8. Wants vary according to person, place and time
Wants are not always the same, nor the same with everyone. Different people want different things and the same man wants different things at different times and in different places depending on age, sex and situation.Wants differ from person to person. It all depends on environment, attitude and social status of the individual. Two persons may not require the same commodity under the same circumstances. One may prefer a simple living, another may prefer a luxurious life. Some may like sweets and others sour things. Personal wants are different from one another. Wants also differ from place to place.
For example, in hot countries people require light cotton clothes whereas in cold countries, warm clothes are required. Again wants differ from time to time. In winter season, people want to have hot drinks like tea or coffee whereas in summer season, they require more of cold drinks. So wants differ according to person, place and time.
If some wants are repeatedly satisfied, they may turn to become habits. For example, opium eater, or chain smoker etc. Sometimes advertisements help in increasing our wants. The characteristics of human wants become the basis of different laws of consumption.

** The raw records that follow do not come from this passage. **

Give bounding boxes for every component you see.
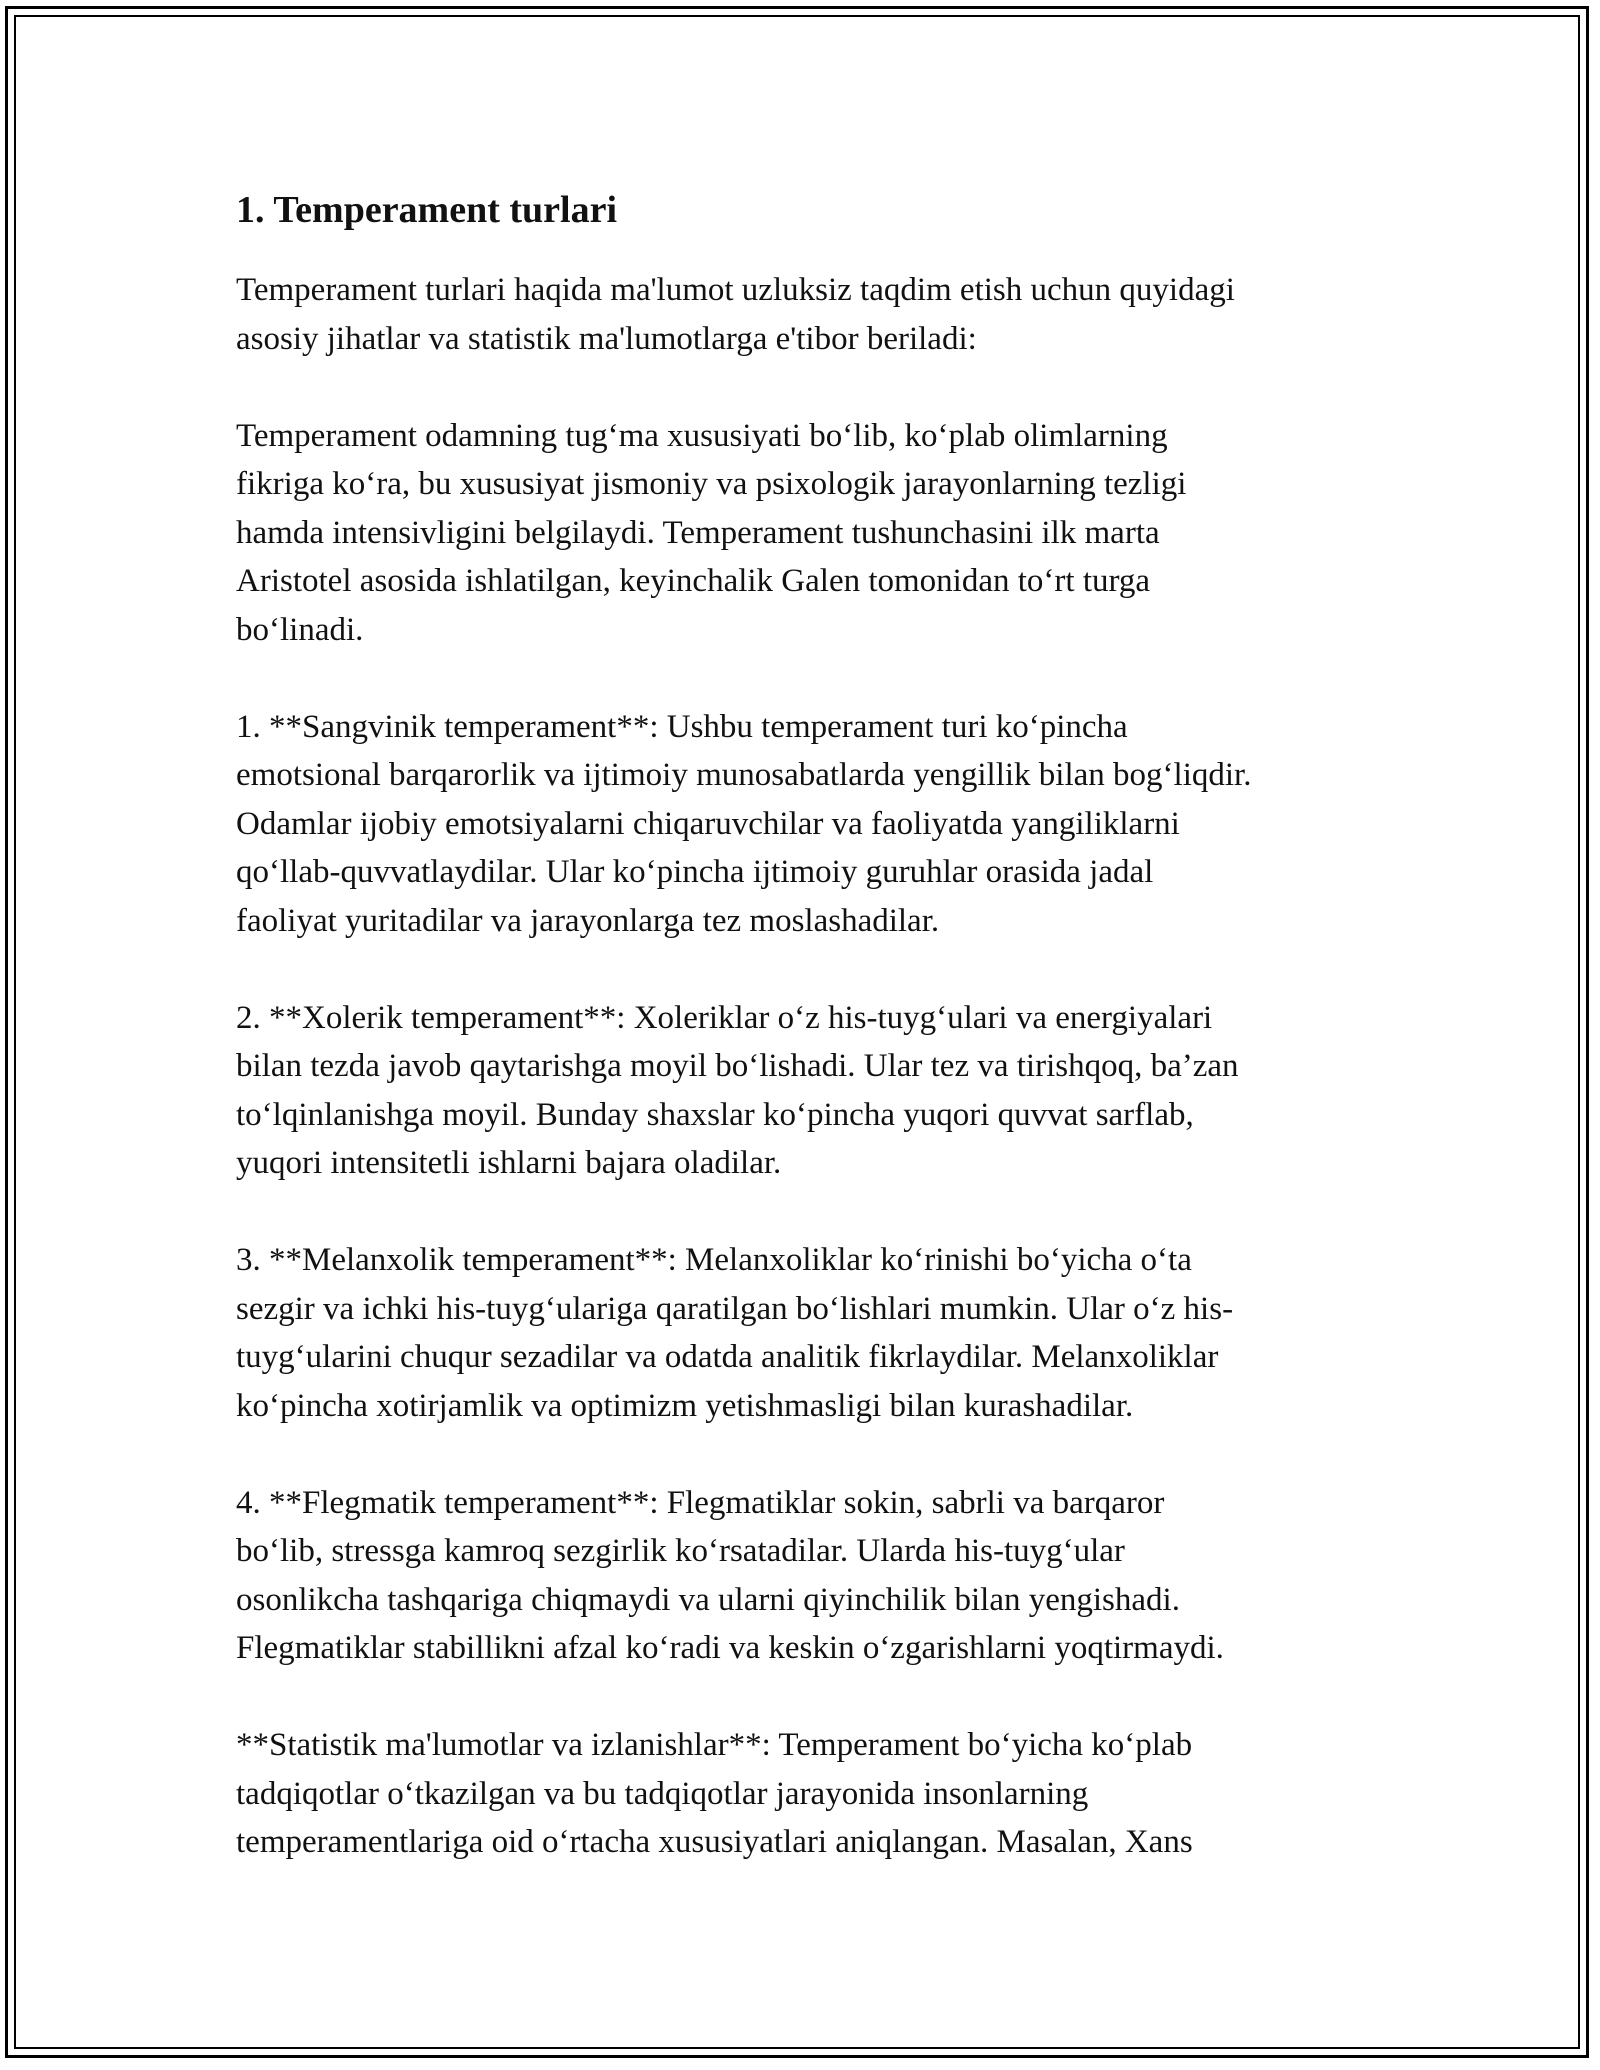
text-line: bilan tezda javob qaytarishga moyil bo‘lishadi. Ular tez va tirishqoq, ba’zan [236,1048,1239,1084]
text-line: 1. **Sangvinik temperament**: Ushbu temperament turi ko‘pincha [236,708,1128,745]
text-line: fikriga ko‘ra, bu xususiyat jismoniy va psixologik jarayonlarning tezligi [236,466,1187,502]
text-line: to‘lqinlanishga moyil. Bunday shaxslar ko‘pincha yuqori quvvat sarflab, [236,1096,1194,1133]
paragraph-statistics [236,1721,1376,1867]
text-line: tuyg‘ularini chuqur sezadilar va odatda analitik fikrlaydilar. Melanxoliklar [236,1339,1219,1375]
text-line: hamda intensivligini belgilaydi. Temperament tushunchasini ilk marta [236,514,1160,551]
text-line: Aristotel asosida ishlatilgan, keyinchalik Galen tomonidan to‘rt turga [236,563,1151,599]
paragraph-intro [236,266,1376,363]
text-line: sezgir va ichki his-tuyg‘ulariga qaratilgan bo‘lishlari mumkin. Ular o‘z his- [236,1290,1234,1327]
paragraph-melancholic [236,1236,1376,1430]
text-line: osonlikcha tashqariga chiqmaydi va ularni qiyinchilik bilan yengishadi. [236,1581,1180,1618]
paragraph-choleric [236,994,1376,1188]
text-line: qo‘llab-quvvatlaydilar. Ular ko‘pincha ijtimoiy guruhlar orasida jadal [236,854,1154,890]
text-line: 3. **Melanxolik temperament**: Melanxoliklar ko‘rinishi bo‘yicha o‘ta [236,1242,1192,1278]
text-line: 2. **Xolerik temperament**: Xoleriklar o‘z his-tuyg‘ulari va energiyalari [236,999,1213,1036]
text-line: yuqori intensitetli ishlarni bajara oladilar. [236,1145,782,1181]
document-body [236,186,1376,1915]
text-line: ko‘pincha xotirjamlik va optimizm yetishmasligi bilan kurashadilar. [236,1387,1134,1424]
text-line: asosiy jihatlar va statistik ma'lumotlarga e'tibor beriladi: [236,320,977,357]
section-heading: 1. Temperament turlari [236,189,618,231]
text-line: 4. **Flegmatik temperament**: Flegmatiklar sokin, sabrli va barqaror [236,1484,1165,1521]
text-line: emotsional barqarorlik va ijtimoiy munosabatlarda yengillik bilan bog‘liqdir. [236,757,1252,793]
text-line: temperamentlariga oid o‘rtacha xususiyatlari aniqlangan. Masalan, Xans [236,1824,1193,1860]
paragraph-phlegmatic [236,1479,1376,1673]
text-line: bo‘linadi. [236,611,364,648]
text-line: bo‘lib, stressga kamroq sezgirlik ko‘rsatadilar. Ularda his-tuyg‘ular [236,1533,1125,1569]
text-line: faoliyat yuritadilar va jarayonlarga tez moslashadilar. [236,902,940,939]
text-line: tadqiqotlar o‘tkazilgan va bu tadqiqotlar jarayonida insonlarning [236,1775,1089,1812]
text-line: Flegmatiklar stabillikni afzal ko‘radi va keskin o‘zgarishlarni yoqtirmaydi. [236,1630,1224,1666]
text-line: **Statistik ma'lumotlar va izlanishlar**: Temperament bo‘yicha ko‘plab [236,1727,1193,1763]
text-line: Temperament turlari haqida ma'lumot uzluksiz taqdim etish uchun quyidagi [236,272,1235,308]
text-line: Temperament odamning tug‘ma xususiyati bo‘lib, ko‘plab olimlarning [236,417,1168,454]
paragraph-definition [236,412,1376,655]
text-line: Odamlar ijobiy emotsiyalarni chiqaruvchilar va faoliyatda yangiliklarni [236,805,1180,842]
paragraph-sanguine [236,703,1376,946]
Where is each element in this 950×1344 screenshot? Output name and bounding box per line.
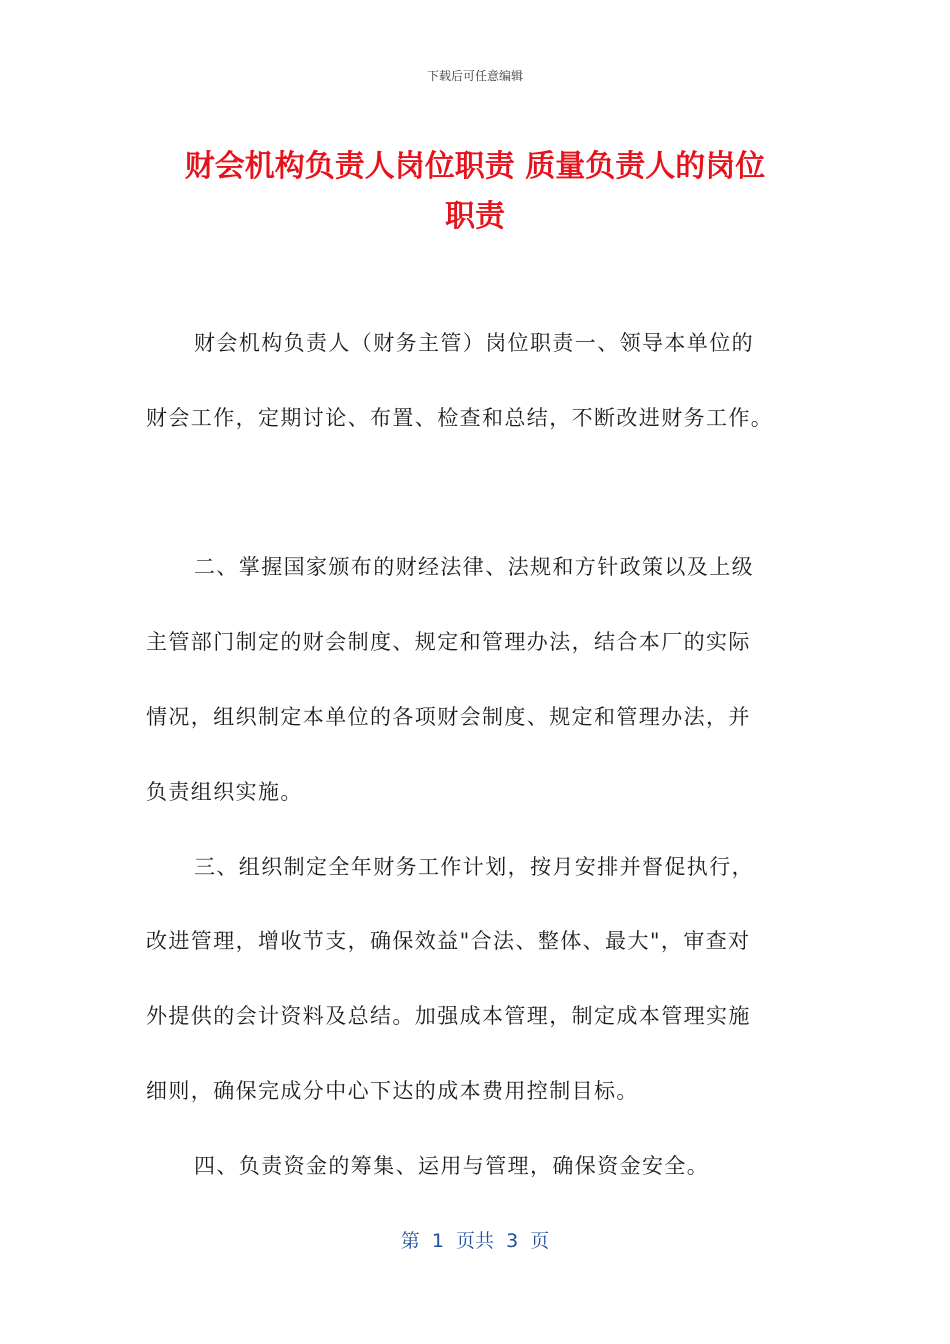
paragraph-1-line-2: 财会工作，定期讨论、布置、检查和总结，不断改进财务工作。 (146, 406, 774, 430)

9. Wants are recurring/repetitive
A particular want will demand to be satisfied over and over again because wants are not fully satiable. Some wants can be satisfied for the time being. After sometimes, these wants may revive. There is recurrence of the wants of basic necessities like food and clothing. This may arise in case of comforts and luxuries. For example, the want for food cannot be satisfied once for all. After sometimes one can again feel hungry and wants food.
Satisfaction of a particular want at any point does not mean the end of it. That want may again be felt after sometime or days. Some wants are thus recurring. When such recurring wants are repeatedly satisfied over a sufficiently long period, they become habits.
10. They are insatiable
Human wants cannot be fully satisfied because they are endless and unlimited in number.
11. They require resources
Human wants requires resources to be satisfied such as money.
12. Some are universal
Most human wants are common to everybody although they vary in quantities.